By Joanna Plucinska and Andres Gonzalez
LONDON (Reuters) – Europe’s major airlines are targeting smaller deals and tie-ups after facing regulatory push-back against full mergers, focusing on minority stakes to strengthen their position against rivals.
Reuters spoke with two airline executives and others with knowledge of ongoing deals, who said they were pivoting towards smaller stakes to cut expenses and time spent on additional regulatory scrutiny.
The trend towards more bite size deals and tie-ups marks a shift for the region’s carriers, which are trying to unify a fragmented market to compete with rivals in a more consolidated U.S. market and state-funded behemoths in the Middle East.
There has been a flurry of smaller deals. Last month Lufthansa took a 10% stake in Latvian carrier airBaltic for 14 million euros ($14.72 million) to improve its wet lease partnership, an arrangement allowing it to more easily share aircraft, pilots and crew.
Air France-KLM and Lufthansa have expressed interest in taking around a 20% stake in Spain’s Air Europa, sources told Reuters, after British Airways-owner IAG dropped a full takeover plan in 2024 after years of talks.
Air France-KLM and Lufthansa either declined or did not respond to Reuters requests for comment. The stake is valued at 200-240 million euros, according to one source.
Portuguese carrier TAP – still a potential target for a full takeover and valued at about $1 billion – is now in talks to finalise the sale of a less than 50% stake. It has attracted interest from various European airlines, including Air France-KLM, whose CEO said last week that it was ready to present its pitch for the airline’s partial privatisation.
“There does seem to be somewhat of a shift towards taking smaller stakes in target airlines in Europe at present,” said Dudley Shanley, Dublin-based analyst at Goodbody, adding though he still expects consolidation of the market to happen.
“The smaller stakes reduce the regulatory burden and scrutiny in the near term, though they also reduce the ability to extract both revenue and cost synergies.”
European regulators are worried major takeovers will lead to higher air fares and hit consumers, a concern which stymied the IAG-Air Europa deal.

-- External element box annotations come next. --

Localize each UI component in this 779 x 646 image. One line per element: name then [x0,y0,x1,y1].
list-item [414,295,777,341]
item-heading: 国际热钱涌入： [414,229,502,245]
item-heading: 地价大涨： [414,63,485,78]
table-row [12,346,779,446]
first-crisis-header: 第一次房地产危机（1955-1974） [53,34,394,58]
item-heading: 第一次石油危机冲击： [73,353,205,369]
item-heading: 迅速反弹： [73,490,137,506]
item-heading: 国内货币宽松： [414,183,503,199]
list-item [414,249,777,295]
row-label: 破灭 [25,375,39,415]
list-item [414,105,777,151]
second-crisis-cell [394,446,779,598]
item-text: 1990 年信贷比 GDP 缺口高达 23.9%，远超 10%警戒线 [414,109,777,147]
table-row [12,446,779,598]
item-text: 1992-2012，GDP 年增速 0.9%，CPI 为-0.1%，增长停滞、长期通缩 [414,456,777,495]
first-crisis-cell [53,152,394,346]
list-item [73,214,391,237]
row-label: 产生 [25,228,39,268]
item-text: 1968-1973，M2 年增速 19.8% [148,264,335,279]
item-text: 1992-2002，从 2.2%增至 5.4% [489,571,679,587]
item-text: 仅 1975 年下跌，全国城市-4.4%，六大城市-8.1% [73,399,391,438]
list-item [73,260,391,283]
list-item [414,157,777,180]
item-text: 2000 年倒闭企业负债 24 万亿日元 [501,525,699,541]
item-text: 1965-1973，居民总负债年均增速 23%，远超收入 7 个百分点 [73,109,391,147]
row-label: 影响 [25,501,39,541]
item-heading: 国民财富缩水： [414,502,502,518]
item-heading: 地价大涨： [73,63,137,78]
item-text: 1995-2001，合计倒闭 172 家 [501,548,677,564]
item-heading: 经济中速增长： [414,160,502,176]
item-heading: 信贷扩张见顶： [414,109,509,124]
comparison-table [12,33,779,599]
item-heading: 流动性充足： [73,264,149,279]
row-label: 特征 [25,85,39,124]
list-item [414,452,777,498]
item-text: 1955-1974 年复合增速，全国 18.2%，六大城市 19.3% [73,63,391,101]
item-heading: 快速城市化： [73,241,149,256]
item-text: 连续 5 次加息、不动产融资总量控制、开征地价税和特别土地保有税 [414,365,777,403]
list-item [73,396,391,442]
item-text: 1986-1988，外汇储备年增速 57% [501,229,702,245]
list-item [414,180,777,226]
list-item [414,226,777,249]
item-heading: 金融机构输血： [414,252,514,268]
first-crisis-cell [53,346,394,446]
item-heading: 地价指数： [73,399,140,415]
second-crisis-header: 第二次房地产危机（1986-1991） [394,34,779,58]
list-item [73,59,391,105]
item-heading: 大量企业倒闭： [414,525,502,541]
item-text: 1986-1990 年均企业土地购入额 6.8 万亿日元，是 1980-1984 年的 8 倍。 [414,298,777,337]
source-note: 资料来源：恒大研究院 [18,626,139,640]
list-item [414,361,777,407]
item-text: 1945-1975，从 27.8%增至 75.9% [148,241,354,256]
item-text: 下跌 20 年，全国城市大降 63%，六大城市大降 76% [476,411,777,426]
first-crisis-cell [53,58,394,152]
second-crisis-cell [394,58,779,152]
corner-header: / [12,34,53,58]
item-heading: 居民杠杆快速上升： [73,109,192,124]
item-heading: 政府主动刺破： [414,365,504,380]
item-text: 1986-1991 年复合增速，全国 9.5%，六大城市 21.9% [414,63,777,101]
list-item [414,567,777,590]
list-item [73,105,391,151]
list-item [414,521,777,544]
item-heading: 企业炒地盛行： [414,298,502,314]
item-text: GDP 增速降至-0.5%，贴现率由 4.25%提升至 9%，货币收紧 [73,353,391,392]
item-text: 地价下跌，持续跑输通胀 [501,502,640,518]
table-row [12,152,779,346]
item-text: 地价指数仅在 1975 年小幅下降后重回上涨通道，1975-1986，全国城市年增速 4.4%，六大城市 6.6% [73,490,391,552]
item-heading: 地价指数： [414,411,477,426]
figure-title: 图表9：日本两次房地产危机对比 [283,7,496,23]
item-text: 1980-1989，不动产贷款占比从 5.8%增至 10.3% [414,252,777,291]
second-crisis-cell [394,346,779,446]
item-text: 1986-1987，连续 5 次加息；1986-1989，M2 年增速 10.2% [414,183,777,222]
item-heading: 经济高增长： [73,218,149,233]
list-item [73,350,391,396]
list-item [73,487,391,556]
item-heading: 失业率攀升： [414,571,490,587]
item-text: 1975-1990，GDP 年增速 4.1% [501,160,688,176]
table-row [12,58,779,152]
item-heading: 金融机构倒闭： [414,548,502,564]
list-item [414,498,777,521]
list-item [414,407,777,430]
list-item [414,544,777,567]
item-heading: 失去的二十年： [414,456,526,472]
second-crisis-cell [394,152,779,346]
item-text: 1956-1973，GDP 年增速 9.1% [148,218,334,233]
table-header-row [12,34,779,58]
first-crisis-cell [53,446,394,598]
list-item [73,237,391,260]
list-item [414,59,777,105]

Germany’s Lufthansa did finally seal a 325 million euro deal to take a 41% stake in Italian carrier ITA Airways in January, but talks with Brussels over remedies took over a year.
Aviation analyst James Halstead said that smaller stakes allowed airlines to spend less money to “test out the waters”, adding getting past regulators like the European Commission’s Directorate-General for Competition had become “complex and expensive”.